Let $f:[a,+\infty)\rightarrow\mathbb{R}$ be integrable in every compact set of $[a,+\infty)$.
Prove that
$\int_a^{+\infty}f(t)dt<\infty\Longleftrightarrow\forall\epsilon>0$
$\exists a_0>a:\forall a_2>a_1>a_0$
$|\int_{a_1}^{a_2}f(t)dt|<\epsilon$
Hello everyone, I'm struggling with this problem. The strategy I'm thinking of is that since $F(x)= \int_a^{x}f(t)dt$ converges for $x\rightarrow\infty$ this means that for all sequence $x_n\rightarrow\infty$, $F(x_n)$ is a Cauchy sequence, because if it wasn't the integral wouldn't converge.
I feel that the idea is right but I'm not getting anywhere because i find it difficult to put it as a rigorous proof and I don't know how to go on from this, any help is appreciated!

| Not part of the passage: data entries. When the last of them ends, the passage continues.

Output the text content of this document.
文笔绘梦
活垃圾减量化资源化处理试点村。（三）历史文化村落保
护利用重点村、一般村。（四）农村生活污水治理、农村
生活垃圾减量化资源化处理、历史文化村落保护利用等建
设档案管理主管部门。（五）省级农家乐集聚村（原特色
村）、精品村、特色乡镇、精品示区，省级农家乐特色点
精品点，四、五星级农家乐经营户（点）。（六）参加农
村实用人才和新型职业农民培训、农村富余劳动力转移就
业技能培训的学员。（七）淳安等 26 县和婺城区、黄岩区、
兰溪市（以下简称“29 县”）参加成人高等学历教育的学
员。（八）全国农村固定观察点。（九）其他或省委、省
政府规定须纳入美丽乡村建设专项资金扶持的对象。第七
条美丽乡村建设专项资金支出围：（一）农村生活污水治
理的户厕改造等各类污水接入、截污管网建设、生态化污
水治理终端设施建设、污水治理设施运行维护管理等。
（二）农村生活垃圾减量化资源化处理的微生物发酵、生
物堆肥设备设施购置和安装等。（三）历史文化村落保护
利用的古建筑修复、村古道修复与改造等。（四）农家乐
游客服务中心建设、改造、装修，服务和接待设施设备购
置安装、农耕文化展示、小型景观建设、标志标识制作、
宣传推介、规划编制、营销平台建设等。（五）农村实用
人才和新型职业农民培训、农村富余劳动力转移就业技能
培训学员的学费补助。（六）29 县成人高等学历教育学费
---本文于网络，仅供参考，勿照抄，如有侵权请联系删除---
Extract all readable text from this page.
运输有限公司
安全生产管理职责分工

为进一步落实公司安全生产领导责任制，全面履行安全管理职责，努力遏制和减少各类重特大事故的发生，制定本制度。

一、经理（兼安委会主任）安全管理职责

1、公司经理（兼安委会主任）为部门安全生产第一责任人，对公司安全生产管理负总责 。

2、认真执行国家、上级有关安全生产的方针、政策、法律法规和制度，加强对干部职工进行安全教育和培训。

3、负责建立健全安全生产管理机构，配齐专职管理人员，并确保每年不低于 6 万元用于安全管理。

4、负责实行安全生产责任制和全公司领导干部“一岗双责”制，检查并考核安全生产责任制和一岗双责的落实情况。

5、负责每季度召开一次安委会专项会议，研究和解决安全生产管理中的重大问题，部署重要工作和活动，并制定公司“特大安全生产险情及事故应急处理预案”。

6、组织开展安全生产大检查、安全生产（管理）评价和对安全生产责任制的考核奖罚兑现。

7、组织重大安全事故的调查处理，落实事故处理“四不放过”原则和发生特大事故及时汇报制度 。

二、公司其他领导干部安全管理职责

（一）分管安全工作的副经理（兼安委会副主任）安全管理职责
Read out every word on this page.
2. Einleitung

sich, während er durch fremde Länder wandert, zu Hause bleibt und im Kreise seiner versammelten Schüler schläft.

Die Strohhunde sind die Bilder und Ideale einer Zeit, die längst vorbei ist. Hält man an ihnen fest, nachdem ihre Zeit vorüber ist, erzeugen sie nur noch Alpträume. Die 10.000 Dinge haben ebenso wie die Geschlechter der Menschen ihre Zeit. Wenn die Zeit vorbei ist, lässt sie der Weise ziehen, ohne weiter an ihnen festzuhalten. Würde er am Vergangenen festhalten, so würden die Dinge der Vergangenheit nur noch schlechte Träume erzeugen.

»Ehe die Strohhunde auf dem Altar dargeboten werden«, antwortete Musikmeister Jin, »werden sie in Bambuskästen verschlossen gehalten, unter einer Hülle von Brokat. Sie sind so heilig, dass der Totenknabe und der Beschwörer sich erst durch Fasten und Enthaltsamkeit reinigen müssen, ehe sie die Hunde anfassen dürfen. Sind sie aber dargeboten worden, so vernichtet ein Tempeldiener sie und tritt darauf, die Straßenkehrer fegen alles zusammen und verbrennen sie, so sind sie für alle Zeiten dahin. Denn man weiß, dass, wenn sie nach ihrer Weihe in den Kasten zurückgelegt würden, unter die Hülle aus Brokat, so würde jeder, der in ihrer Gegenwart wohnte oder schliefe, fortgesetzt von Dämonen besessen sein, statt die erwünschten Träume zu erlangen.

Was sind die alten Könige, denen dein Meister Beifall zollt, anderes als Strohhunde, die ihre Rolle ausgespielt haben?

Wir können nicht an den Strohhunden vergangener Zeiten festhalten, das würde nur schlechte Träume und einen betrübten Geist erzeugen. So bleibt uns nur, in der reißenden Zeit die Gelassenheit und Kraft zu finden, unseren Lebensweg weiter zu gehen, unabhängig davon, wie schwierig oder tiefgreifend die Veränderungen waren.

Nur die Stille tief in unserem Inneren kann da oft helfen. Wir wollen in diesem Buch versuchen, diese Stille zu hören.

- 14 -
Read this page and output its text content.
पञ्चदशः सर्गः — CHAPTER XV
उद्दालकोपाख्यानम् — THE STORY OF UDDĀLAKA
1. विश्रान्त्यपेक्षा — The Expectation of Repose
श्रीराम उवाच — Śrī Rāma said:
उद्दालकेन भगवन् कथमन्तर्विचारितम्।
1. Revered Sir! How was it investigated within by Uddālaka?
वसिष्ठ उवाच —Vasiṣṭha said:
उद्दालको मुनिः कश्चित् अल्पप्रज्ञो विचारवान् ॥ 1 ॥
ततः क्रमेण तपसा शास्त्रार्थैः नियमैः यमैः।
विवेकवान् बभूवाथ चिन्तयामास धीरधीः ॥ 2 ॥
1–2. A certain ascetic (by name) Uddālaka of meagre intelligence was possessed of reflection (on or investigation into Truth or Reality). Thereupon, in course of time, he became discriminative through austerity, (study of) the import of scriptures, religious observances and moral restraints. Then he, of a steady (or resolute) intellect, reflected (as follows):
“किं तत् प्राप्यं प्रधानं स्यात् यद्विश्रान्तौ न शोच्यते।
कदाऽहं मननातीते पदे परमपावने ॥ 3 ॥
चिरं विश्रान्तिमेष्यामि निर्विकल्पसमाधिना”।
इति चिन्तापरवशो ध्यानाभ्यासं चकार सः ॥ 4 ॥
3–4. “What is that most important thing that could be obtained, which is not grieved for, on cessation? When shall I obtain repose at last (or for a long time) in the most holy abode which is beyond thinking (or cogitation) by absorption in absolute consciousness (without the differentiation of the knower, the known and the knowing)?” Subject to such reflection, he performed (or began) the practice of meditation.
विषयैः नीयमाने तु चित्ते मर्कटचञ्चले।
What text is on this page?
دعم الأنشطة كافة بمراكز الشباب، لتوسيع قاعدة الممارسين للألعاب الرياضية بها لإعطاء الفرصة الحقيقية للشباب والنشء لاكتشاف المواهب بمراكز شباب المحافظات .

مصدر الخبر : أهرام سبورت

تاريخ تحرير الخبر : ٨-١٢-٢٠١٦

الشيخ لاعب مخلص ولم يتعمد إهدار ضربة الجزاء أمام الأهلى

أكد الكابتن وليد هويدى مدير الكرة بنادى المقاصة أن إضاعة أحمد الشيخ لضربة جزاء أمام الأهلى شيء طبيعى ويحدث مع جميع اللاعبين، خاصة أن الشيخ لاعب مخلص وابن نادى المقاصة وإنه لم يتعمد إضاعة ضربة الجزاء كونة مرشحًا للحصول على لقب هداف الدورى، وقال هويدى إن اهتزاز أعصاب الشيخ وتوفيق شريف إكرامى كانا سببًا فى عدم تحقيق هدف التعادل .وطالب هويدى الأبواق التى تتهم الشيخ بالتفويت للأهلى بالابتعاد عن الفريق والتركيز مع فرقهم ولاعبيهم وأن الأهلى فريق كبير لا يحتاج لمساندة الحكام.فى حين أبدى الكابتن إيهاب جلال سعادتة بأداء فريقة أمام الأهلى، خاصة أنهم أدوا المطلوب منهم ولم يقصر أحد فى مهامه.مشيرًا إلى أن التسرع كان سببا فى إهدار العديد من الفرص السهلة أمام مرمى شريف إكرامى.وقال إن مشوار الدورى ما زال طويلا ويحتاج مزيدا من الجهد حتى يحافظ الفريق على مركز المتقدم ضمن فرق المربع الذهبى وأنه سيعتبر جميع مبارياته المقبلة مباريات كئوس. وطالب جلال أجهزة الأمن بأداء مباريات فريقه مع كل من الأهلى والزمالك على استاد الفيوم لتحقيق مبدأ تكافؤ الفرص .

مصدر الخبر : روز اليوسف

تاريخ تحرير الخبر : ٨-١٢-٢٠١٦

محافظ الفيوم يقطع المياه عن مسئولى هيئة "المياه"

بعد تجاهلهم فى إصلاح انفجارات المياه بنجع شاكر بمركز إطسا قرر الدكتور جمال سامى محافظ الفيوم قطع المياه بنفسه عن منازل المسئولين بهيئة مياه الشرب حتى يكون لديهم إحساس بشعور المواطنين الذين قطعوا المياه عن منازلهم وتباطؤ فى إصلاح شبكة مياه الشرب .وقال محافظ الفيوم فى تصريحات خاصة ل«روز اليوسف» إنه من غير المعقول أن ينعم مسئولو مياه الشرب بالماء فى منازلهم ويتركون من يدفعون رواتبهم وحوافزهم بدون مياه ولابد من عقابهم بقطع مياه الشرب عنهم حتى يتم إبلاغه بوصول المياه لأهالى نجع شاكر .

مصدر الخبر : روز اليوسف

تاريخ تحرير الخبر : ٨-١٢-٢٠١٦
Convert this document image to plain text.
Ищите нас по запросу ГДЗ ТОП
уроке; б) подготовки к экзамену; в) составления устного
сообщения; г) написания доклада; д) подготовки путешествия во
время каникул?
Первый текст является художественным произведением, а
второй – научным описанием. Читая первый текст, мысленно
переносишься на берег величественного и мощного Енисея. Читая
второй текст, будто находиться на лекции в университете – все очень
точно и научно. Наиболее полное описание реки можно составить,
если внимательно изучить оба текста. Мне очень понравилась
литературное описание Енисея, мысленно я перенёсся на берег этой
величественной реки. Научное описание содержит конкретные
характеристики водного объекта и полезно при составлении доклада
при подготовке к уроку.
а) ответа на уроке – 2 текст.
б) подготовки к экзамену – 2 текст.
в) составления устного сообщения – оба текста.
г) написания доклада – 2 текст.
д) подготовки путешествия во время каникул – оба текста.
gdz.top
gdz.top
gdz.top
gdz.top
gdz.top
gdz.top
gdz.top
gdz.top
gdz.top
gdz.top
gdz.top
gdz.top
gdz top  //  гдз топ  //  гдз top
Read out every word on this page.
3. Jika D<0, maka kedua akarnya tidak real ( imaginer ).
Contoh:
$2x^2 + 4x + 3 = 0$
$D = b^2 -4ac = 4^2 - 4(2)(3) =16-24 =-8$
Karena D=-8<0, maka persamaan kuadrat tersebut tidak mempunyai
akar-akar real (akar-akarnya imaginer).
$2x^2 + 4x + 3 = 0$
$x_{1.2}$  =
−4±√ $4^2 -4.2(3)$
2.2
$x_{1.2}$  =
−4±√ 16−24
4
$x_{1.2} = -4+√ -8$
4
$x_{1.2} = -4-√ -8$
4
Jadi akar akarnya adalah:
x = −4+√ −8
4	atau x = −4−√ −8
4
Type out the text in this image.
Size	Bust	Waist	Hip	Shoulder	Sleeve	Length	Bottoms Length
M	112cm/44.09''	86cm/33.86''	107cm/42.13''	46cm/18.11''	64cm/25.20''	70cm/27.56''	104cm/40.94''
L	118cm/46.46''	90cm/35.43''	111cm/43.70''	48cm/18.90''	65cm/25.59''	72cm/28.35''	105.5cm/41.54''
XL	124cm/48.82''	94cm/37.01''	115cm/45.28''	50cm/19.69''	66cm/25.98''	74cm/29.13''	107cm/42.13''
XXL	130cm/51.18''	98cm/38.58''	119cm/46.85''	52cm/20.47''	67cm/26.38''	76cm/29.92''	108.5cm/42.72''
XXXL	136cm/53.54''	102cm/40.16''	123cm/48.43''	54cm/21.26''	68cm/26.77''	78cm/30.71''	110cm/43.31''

$\int_a^{+\infty} f(t)\; dt$ is an improper integral. In the context of Riemann integration, the standard way of defining it is $$ \lim_{b \to +\infty} \int_a^b f(t)\; dt$$ The improper integral converges if and only if this limit exists. (I don't like writing "the improper integral converges" as $\int_a^{+\infty} f(t)\; dt < \infty$, because what if it diverges to $-\infty$, but presumably that's what is meant here)
Now use the $\varepsilon-N$ definition of limit as $b \to +\infty$.